Kinayanan ko. It was really challenging, the fact that I don't have any of the old things I treasured long before my kids were born. I would have loved to inherit my paternal grandmother's jar of buttons. I wonder what ever happened to those when she passed away. It was unfortunate I was half-way around the world when she did. I would have wanted my paternal grandfather's harmonica. He always played Que Sera, Sera on it, a song he is so fondly remembered for. From my maternal grandmother, I would have loved to keep that beige silky blouse she always used on special occasions. No matter how old and tattered it would have been, I would still keep it; along with the very simple comb she always used to hold her hair bun together. From my maternal grandfather, I would have liked to keep one of his pipes. Every time I smell tobacco burning in a pipe I remember the kisses I tried to avoid when I was a kid. I wouldn't mind it now just to feel the warmth of his hugs and kisses on my cheek!

I debated as to whether to have used a ring my mother gave me when I was still in college. It was one of her earrings. She lost one and had the other one made into a ring. I will treasure this forever.

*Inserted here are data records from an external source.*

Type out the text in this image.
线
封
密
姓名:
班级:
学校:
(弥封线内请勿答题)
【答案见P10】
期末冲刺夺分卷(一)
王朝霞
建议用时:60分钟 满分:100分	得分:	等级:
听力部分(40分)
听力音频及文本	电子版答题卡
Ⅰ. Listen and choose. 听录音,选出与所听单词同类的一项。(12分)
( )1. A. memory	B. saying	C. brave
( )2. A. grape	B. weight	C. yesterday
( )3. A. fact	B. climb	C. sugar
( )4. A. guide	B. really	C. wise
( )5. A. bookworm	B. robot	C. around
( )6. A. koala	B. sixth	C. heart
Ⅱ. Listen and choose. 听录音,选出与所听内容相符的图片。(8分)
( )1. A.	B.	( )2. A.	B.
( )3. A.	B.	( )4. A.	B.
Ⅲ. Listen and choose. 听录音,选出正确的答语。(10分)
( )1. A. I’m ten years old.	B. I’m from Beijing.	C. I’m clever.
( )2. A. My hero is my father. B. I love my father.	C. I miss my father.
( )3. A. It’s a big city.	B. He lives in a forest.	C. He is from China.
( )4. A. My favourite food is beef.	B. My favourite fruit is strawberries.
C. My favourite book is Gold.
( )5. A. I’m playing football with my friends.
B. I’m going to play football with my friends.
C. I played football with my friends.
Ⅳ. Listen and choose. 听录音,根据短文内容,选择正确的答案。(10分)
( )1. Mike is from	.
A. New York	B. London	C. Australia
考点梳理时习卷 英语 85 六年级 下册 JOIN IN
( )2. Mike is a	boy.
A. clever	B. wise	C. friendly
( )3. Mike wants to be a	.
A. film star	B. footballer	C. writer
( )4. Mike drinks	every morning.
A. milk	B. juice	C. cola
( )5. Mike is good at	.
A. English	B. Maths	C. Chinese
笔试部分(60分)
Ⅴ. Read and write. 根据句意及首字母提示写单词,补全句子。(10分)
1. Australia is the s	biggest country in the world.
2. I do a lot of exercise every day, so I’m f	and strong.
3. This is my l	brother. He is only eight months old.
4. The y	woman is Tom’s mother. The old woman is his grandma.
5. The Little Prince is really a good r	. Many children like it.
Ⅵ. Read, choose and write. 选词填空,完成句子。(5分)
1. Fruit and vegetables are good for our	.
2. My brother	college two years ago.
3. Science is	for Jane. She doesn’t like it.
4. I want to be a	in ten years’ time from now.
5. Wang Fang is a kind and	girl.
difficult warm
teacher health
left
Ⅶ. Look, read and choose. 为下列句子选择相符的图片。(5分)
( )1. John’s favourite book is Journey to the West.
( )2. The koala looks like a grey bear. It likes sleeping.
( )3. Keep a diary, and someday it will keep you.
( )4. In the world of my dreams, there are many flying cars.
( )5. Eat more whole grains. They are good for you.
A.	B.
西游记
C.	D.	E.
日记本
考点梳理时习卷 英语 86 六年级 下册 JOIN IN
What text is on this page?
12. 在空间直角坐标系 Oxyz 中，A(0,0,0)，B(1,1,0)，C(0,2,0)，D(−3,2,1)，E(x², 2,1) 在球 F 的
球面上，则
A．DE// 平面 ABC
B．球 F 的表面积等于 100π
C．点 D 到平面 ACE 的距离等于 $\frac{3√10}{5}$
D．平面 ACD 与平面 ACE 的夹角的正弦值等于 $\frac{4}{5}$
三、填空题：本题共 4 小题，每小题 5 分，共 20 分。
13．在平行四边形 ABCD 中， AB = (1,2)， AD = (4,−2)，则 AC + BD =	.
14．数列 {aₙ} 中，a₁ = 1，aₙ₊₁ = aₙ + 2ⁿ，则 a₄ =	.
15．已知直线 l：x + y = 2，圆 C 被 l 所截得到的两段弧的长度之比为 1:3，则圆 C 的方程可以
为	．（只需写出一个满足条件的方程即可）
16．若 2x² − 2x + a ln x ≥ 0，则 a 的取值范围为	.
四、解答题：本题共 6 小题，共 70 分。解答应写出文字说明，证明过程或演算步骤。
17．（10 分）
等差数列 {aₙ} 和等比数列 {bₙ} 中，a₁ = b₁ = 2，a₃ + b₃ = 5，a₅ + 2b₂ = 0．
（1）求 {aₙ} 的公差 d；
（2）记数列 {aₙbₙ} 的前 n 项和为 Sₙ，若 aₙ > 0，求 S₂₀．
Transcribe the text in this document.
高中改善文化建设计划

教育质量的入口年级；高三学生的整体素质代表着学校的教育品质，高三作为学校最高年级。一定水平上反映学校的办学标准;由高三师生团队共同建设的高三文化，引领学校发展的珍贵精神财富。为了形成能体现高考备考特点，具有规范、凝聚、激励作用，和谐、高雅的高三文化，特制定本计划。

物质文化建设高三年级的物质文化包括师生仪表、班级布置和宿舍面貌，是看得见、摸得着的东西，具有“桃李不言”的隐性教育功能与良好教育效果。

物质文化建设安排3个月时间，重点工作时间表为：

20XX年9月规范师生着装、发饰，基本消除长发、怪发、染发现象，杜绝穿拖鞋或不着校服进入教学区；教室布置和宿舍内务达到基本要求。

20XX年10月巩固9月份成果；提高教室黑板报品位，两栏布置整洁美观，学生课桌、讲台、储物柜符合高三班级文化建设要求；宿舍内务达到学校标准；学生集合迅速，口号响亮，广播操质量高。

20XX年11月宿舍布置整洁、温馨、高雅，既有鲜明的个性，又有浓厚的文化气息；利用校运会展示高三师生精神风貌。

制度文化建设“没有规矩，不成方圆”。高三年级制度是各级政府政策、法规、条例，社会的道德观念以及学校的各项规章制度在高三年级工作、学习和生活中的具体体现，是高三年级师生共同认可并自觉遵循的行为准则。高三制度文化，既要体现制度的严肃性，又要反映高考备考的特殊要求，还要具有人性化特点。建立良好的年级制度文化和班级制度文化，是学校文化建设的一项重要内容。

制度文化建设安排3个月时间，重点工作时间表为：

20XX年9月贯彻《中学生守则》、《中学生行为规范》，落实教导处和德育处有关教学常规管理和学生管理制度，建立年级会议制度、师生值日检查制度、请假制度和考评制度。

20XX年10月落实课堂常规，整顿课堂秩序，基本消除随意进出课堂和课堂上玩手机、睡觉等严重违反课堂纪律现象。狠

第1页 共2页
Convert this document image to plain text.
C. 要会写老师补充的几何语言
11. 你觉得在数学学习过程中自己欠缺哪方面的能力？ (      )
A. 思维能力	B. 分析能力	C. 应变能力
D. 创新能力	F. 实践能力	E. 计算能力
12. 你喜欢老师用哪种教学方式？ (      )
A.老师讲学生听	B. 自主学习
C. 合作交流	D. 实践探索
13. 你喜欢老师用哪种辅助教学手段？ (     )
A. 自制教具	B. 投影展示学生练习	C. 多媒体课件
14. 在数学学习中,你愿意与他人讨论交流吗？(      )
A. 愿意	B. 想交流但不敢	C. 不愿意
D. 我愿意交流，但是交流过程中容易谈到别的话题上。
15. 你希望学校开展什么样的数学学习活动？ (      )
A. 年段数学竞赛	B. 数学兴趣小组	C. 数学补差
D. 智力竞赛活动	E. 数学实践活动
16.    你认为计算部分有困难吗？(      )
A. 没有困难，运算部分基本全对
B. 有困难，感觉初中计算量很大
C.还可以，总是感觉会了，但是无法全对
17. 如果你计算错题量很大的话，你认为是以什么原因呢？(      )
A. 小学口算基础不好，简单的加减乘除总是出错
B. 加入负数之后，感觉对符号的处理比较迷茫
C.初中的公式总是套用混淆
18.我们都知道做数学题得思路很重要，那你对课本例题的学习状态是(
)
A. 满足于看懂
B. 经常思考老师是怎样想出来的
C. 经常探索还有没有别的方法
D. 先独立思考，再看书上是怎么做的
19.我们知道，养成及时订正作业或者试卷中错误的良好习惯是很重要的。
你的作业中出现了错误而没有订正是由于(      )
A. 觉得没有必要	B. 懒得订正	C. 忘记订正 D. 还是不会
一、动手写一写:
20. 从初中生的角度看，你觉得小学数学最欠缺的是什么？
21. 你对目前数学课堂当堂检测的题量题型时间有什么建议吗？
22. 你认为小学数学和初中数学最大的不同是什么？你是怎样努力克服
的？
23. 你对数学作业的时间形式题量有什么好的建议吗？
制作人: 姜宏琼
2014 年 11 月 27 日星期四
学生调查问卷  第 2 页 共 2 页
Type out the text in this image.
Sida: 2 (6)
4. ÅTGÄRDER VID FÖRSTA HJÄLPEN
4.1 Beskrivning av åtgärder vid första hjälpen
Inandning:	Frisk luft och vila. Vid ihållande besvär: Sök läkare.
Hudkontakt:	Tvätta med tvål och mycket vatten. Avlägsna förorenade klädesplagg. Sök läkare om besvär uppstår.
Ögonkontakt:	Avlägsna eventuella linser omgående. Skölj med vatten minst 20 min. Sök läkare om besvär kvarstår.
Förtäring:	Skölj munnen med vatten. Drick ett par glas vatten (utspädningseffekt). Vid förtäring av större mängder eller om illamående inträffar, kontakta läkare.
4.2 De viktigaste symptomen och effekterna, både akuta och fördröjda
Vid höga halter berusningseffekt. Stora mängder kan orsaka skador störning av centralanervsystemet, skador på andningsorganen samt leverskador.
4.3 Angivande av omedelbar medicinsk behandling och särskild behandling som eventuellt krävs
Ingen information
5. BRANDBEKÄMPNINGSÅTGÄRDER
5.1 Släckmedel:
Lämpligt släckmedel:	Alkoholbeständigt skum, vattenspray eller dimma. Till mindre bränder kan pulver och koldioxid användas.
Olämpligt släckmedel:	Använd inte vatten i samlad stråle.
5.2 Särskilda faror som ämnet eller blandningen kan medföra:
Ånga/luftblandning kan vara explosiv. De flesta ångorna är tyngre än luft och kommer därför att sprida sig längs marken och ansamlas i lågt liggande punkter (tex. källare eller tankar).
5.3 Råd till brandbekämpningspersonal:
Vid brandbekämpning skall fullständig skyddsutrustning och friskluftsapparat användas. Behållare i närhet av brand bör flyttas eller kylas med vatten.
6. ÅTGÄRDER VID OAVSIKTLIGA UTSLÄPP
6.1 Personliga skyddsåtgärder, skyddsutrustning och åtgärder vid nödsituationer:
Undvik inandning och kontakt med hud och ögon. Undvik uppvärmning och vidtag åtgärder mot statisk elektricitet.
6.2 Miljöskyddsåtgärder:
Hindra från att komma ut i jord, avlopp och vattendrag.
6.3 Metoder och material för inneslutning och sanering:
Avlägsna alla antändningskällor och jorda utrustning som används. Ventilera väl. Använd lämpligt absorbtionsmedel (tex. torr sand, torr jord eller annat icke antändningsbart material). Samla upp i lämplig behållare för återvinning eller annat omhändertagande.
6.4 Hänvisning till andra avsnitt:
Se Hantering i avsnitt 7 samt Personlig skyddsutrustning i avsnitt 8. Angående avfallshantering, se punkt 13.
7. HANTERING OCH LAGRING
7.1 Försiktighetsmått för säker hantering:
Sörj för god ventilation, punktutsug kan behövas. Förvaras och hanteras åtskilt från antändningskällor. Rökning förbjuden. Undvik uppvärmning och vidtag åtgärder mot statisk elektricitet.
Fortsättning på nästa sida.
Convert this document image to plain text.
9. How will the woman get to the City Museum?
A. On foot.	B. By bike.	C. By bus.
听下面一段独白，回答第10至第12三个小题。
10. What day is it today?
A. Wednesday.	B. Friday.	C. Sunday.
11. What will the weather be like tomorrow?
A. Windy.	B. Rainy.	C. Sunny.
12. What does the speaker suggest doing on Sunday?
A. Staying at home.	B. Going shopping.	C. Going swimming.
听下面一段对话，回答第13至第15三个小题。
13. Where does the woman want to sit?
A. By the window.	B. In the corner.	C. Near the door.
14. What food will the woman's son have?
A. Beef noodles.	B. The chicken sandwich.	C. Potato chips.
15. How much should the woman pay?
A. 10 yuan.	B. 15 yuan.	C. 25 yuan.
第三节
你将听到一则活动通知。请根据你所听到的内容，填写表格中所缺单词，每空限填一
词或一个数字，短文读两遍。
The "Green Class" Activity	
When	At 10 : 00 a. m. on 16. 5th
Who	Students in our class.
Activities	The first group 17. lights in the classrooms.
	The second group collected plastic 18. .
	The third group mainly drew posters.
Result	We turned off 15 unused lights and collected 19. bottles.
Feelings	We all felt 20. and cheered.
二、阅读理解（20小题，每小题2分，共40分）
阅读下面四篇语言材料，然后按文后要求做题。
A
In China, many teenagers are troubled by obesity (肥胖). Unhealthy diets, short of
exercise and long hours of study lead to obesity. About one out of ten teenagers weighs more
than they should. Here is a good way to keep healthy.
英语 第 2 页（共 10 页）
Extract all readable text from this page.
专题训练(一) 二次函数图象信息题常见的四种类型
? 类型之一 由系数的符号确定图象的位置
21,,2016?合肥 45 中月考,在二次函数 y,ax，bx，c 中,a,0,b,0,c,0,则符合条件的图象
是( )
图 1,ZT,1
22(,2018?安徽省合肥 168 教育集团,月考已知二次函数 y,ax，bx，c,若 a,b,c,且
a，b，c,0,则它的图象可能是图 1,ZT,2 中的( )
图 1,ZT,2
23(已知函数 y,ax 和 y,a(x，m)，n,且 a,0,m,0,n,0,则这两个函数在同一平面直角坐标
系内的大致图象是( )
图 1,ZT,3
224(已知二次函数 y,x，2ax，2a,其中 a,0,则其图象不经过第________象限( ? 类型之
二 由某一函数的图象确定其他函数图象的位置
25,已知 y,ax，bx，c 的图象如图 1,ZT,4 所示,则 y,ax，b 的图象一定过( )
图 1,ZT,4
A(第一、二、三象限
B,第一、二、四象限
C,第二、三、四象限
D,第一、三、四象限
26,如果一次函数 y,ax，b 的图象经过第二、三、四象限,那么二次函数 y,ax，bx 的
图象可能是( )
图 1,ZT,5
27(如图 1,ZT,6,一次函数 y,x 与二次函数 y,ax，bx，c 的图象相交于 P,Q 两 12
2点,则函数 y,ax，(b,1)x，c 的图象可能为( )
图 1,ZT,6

The one precious item I chose was from both of my parents. It is a box of prayers. It symbol of their love for me. The way I see it, they put all their prayers in one box and gave that to me.
When I take out a card to pray, it is their voices I hear saying the prayer out loud, praising God and asking them to keep and guide me. It reminds me of how they taught me to pray and believe; that I am not really alone - there is always Someone to talk to and Someone who always listens.

Supplies used: Black cardstock, paper scraps from a collection by My Mind's Eye, flower cut-outs from a patterned paper, Prima flowers, Colorbox fluid chalk used to distress the edges of the Prima flowers; adhesive blings from Darice, Fiskars Threading Water punch, foam dots, K&Co Blue Awning journaling tag.